On August 2, 1990, Iraq invaded and occupied Kuwait. After negotiations failed, Operation Desert Storm was launched on January 17,
1991. Multinational forces led by the U.S. liberated Kuwait within six weeks.
The pursuit of three important and long-standing records thrilled Major League Baseball® fans. Players set new marks for
career strikeouts, consecutive games played, and home runs in a single season.
Computer Art and Graphics
Electronic art and computer-generated animation gained popularity. Artists, graphic designers, and moviemakers used software
and powerful, more affordable computers to create everything from abstract paintings to cinematic special effects.
Across the U.S., improving the quality of education was a priority for educators, parents, and legislators. Key approaches
included setting high standards, reducing class size, supporting teachers, and creating access to new technology.
Extreme Sports added an element of adventure and increased risk to the sports world. Daredevil sports such as aggressive inline
skating, BMX biking, snowboarding, and street luge achieved greater popularity.
Cloned dinosaurs terrorized visitors at an island theme park in the 1993 hit "Jurassic Park." Noted for its stunning lifelike
creatures, the Steven Spielberg-directed film won Academy Awards® for Best Visual Effects, Best Sound, and Best Sound Effects
Employing computers and interface devices such as data gloves and head mounted displays, virtual reality created three
dimensional "virtual" worlds used in video games and in applications ranging from architecture to surgery.
In 1998, Special Olympics marked its 30th anniversary.
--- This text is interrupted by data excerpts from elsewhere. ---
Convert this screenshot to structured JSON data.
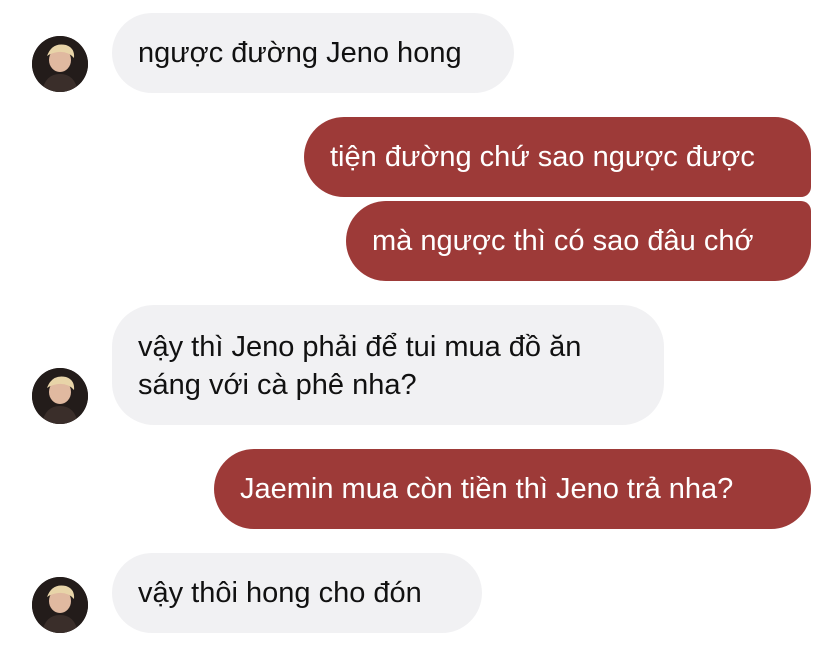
{
  "conversation": {
    "messages": [
      {
        "side": "incoming",
        "text": "ngược đường Jeno hong"
      },
      {
        "side": "outgoing",
        "text": "tiện đường chứ sao ngược được"
      },
      {
        "side": "outgoing",
        "text": "mà ngược thì có sao đâu chớ"
      },
      {
        "side": "incoming",
        "lines": [
          "vậy thì Jeno phải để tui mua đồ ăn",
          "sáng với cà phê nha?"
        ]
      },
      {
        "side": "outgoing",
        "text": "Jaemin mua còn tiền thì Jeno trả nha?"
      },
      {
        "side": "incoming",
        "text": "vậy thôi hong cho đón"
      }
    ]
  },
  "colors": {
    "incoming_bubble": "#f1f1f3",
    "outgoing_bubble": "#9d3a38",
    "incoming_text": "#111111",
    "outgoing_text": "#ffffff"
  },
  "icons": {
    "avatar": "contact-avatar-photo"
  }
}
The organization provides year-round sports training and competition
for children and adults with mental retardation, giving them opportunities to develop physical fitness and demonstrate courage.
Return to Space
In 1962, aboard the Mercury Friendship 7, John Glenn became the first American to orbit Earth. His 1998 return to space at age
77, on the shuttle Discovery, heightened interest in the space program.
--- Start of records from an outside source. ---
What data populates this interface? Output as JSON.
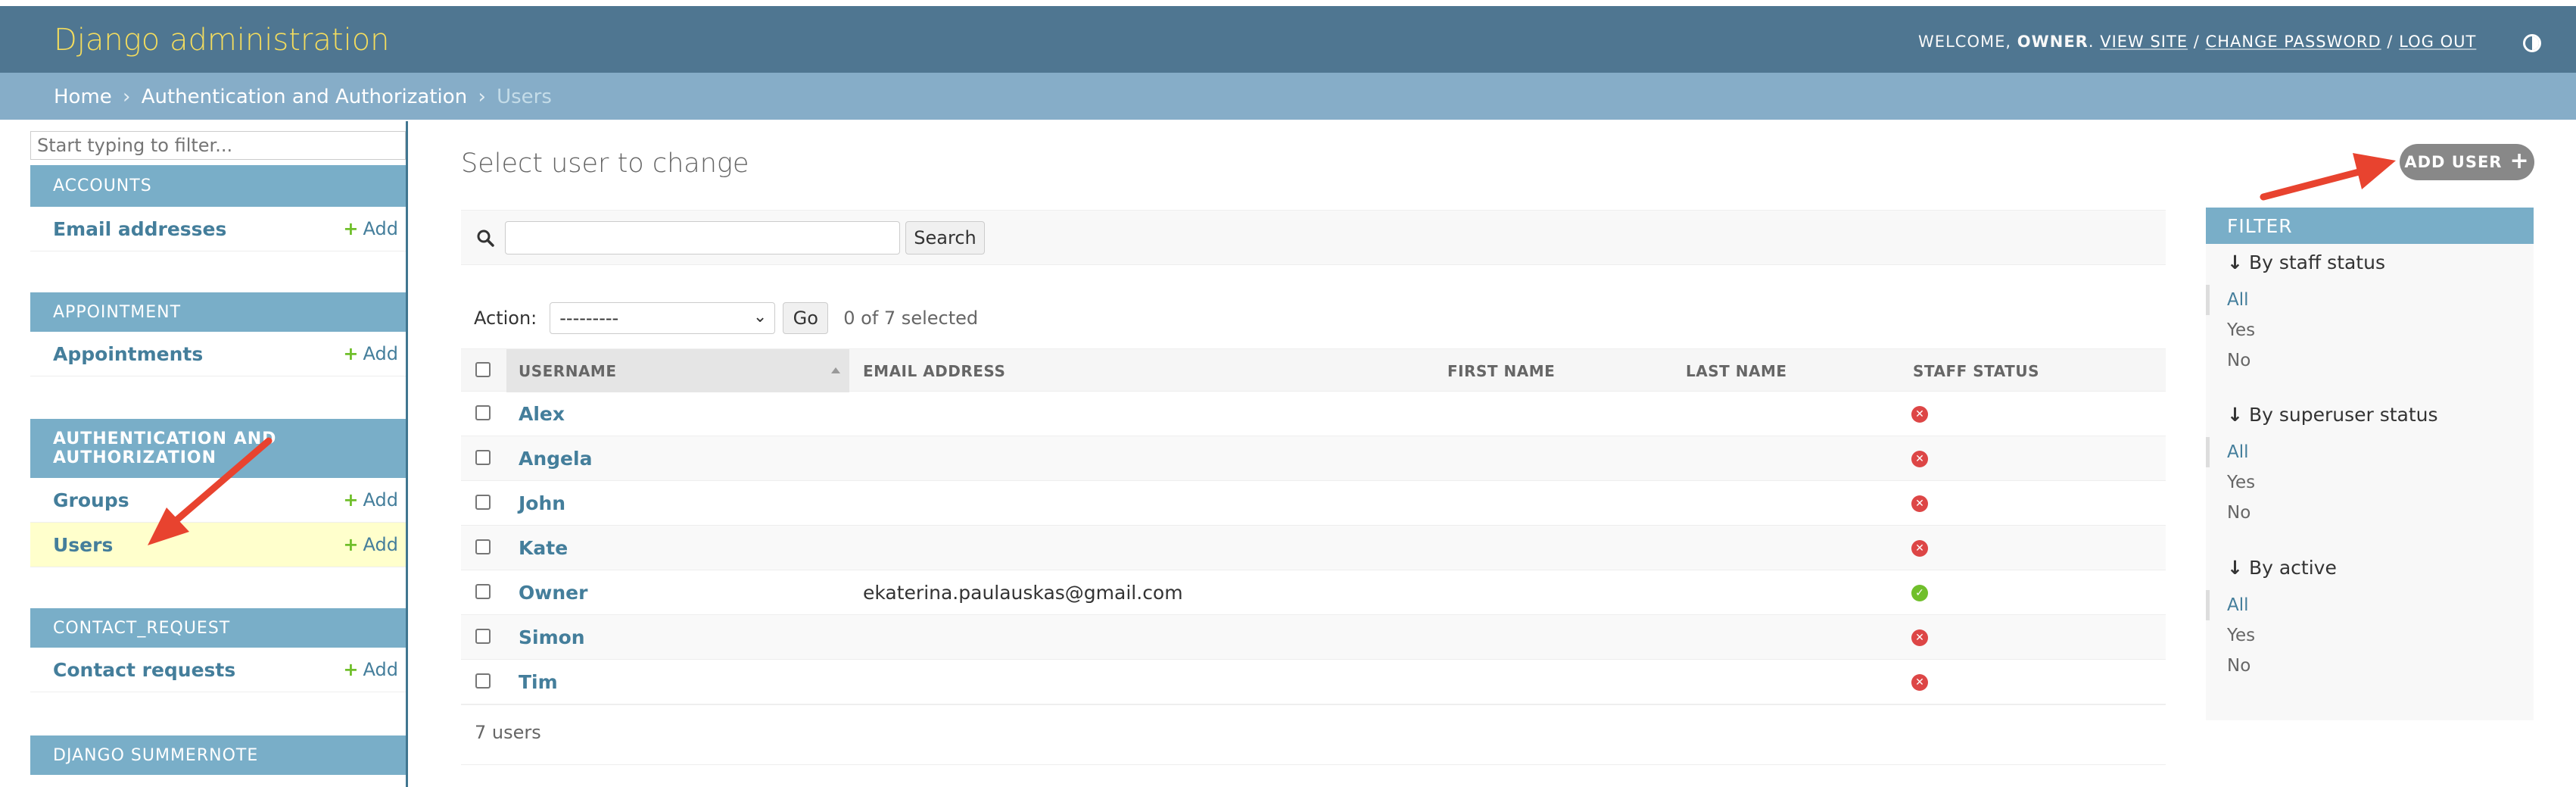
{
  "header": {
    "branding": "Django administration",
    "welcome": "Welcome,",
    "username": "Owner",
    "view_site": "View site",
    "change_password": "Change password",
    "log_out": "Log out",
    "separator": "/"
  },
  "breadcrumbs": {
    "home": "Home",
    "app": "Authentication and Authorization",
    "current": "Users",
    "separator": "›"
  },
  "sidebar": {
    "filter_placeholder": "Start typing to filter...",
    "modules": [
      {
        "caption": "Accounts",
        "models": [
          {
            "label": "Email addresses",
            "add": "Add"
          }
        ]
      },
      {
        "caption": "Appointment",
        "models": [
          {
            "label": "Appointments",
            "add": "Add"
          }
        ]
      },
      {
        "caption": "Authentication and Authorization",
        "models": [
          {
            "label": "Groups",
            "add": "Add"
          },
          {
            "label": "Users",
            "add": "Add"
          }
        ]
      },
      {
        "caption": "Contact_Request",
        "models": [
          {
            "label": "Contact requests",
            "add": "Add"
          }
        ]
      },
      {
        "caption": "Django Summernote",
        "models": []
      }
    ]
  },
  "main": {
    "title": "Select user to change",
    "add_user": "Add user",
    "search_button": "Search",
    "action_label": "Action:",
    "action_selected": "---------",
    "go_button": "Go",
    "selected_counter": "0 of 7 selected",
    "columns": [
      "Username",
      "Email address",
      "First name",
      "Last name",
      "Staff status"
    ],
    "rows": [
      {
        "username": "Alex",
        "email": "",
        "first_name": "",
        "last_name": "",
        "staff": false
      },
      {
        "username": "Angela",
        "email": "",
        "first_name": "",
        "last_name": "",
        "staff": false
      },
      {
        "username": "John",
        "email": "",
        "first_name": "",
        "last_name": "",
        "staff": false
      },
      {
        "username": "Kate",
        "email": "",
        "first_name": "",
        "last_name": "",
        "staff": false
      },
      {
        "username": "Owner",
        "email": "ekaterina.paulauskas@gmail.com",
        "first_name": "",
        "last_name": "",
        "staff": true
      },
      {
        "username": "Simon",
        "email": "",
        "first_name": "",
        "last_name": "",
        "staff": false
      },
      {
        "username": "Tim",
        "email": "",
        "first_name": "",
        "last_name": "",
        "staff": false
      }
    ],
    "paginator": "7 users"
  },
  "filter": {
    "title": "Filter",
    "groups": [
      {
        "heading": "By staff status",
        "options": [
          "All",
          "Yes",
          "No"
        ],
        "selected": "All"
      },
      {
        "heading": "By superuser status",
        "options": [
          "All",
          "Yes",
          "No"
        ],
        "selected": "All"
      },
      {
        "heading": "By active",
        "options": [
          "All",
          "Yes",
          "No"
        ],
        "selected": "All"
      }
    ]
  },
  "colors": {
    "header_bg": "#4f7691",
    "branding": "#f5dd5d",
    "breadcrumbs_bg": "#86adc8",
    "caption_bg": "#79aec8",
    "link": "#447e9b",
    "add_green": "#70bf2b",
    "status_no": "#dd4646",
    "status_yes": "#70bf2b",
    "annotation_arrow": "#e8432f"
  },
  "icons": {
    "search": "search-icon",
    "theme": "theme-toggle-icon",
    "sort": "sort-ascending-icon",
    "status_yes": "yes-icon",
    "status_no": "no-icon",
    "add": "plus-icon",
    "filter_heading": "arrow-down-icon"
  }
}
Coordinated efforts led to the recovery of some animals that once were endangered or threatened. In the 1990s, two peregrine
falcon subspecies. arctic and American. were removed from the Endangered Species List.
The popularity of cellular phones skyrocketed as the phones became smaller and cheaper, sound quality improved, and service
became more widely available. In 1999, more than 78 million Americans had cellular service.
World Wide Web
The World Wide Web brought the text-based Internet to life by adding pictures, sound, and video. Millions of people accessed
the Internet with user-friendly browsers for business, entertainment, and educational purposes.
Sport Utility Vehicles
Originally designed for off-road driving, sport utility vehicles became commonplace on city and suburban streets. Offering
versatility, comfort, and a rugged image, SUVs were a popular choice for American families and commuters.
Blockbuster Film ("Titanic")
Adding romance and elaborate special effects to the tragic story of the ill-fated luxury liner, James Cameron's 1997 film
"Titanic"™ was a colossal success at the box offices worldwide and won 11 Academy Awards®, including Best Picture.